Photograph of An Iphone Focussed on The TikTok App
One of the main issues with young people self-diagnosing is that a lot of mental health conditions can overlap, or symptoms can be similar across different conditions, so they could inaccurately self-diagnose and there is potential for illness or health anxiety if they don’t seek professional advice. 

Misleading and inaccurate information on mental health 

A study by medical health group PlushCare looked at 500 videos containing #mentalhealthtips and #mentalhealthadvice, these were analysed by medically trained professionals and researchers found that a staggering 83.7% of mental health advice on TikTok is misleading and 14.2% of videos included content that could be potentially damaging.  
In our work at we have spoken to many young people who are convinced of their diagnosis before ever completing a session. One of the most self-diagnosed conditions is ADHD, and the hashtag #ADHD has over 14.5billion views. 

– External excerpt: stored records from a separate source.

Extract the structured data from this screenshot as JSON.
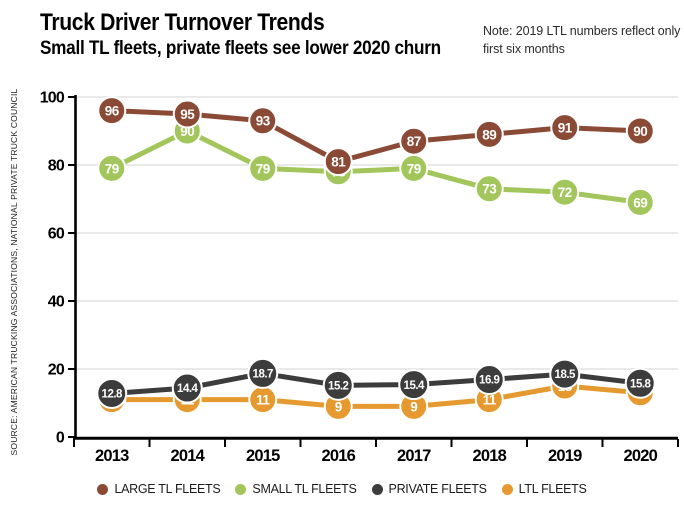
{
  "header": {
    "title": "Truck Driver Turnover Trends",
    "subtitle": "Small TL fleets, private fleets see lower 2020 churn",
    "note": {
      "line1": "Note: 2019 LTL numbers reflect only",
      "line2": "first six months"
    }
  },
  "source": "SOURCE: AMERICAN TRUCKING ASSOCIATIONS, NATIONAL PRIVATE TRUCK COUNCIL",
  "chart_data": {
    "type": "line",
    "title": "Truck Driver Turnover Trends",
    "subtitle": "Small TL fleets, private fleets see lower 2020 churn",
    "categories": [
      "2013",
      "2014",
      "2015",
      "2016",
      "2017",
      "2018",
      "2019",
      "2020"
    ],
    "series": [
      {
        "name": "LARGE TL FLEETS",
        "color": "#8a4a36",
        "values": [
          96,
          95,
          93,
          81,
          87,
          89,
          91,
          90
        ]
      },
      {
        "name": "SMALL TL FLEETS",
        "color": "#a2c65b",
        "values": [
          79,
          90,
          79,
          78,
          79,
          73,
          72,
          69
        ]
      },
      {
        "name": "PRIVATE FLEETS",
        "color": "#3c3c3c",
        "values": [
          12.8,
          14.4,
          18.7,
          15.2,
          15.4,
          16.9,
          18.5,
          15.8
        ]
      },
      {
        "name": "LTL FLEETS",
        "color": "#e6992f",
        "values": [
          11,
          11,
          11,
          9,
          9,
          11,
          15,
          13
        ]
      }
    ],
    "xlabel": "",
    "ylabel": "",
    "ylim": [
      0,
      100
    ],
    "yticks": [
      0,
      20,
      40,
      60,
      80,
      100
    ],
    "grid": true,
    "grid_color": "#e2e2e2",
    "axis_color": "#000000",
    "point_label_color": "#ffffff",
    "legend_position": "bottom"
  }
}
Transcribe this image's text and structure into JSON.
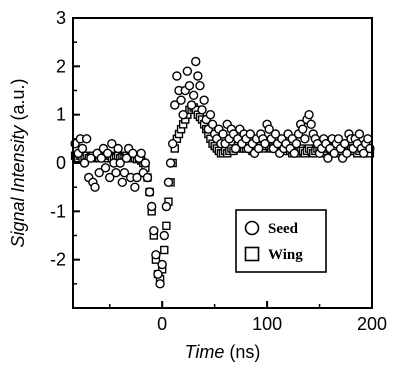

When content is misleading and inaccurate it can be potentially dangerous; what would be beneficial is an increase in the amount of mental health professionals posting on TikTok, sharing useful and accurate information for young people to access if they are concerned about their mental health. TikTok is here to stay, so why not use it to spread helpful and positive information to those who really need it. 
TikTok itself could offer a link to reputable mental health information and support and inform users of the qualification to advise or post. If professionals were to use TikTok in a positive way then we could have a positive influence on our young people for example take a look at Dr Julie Smith.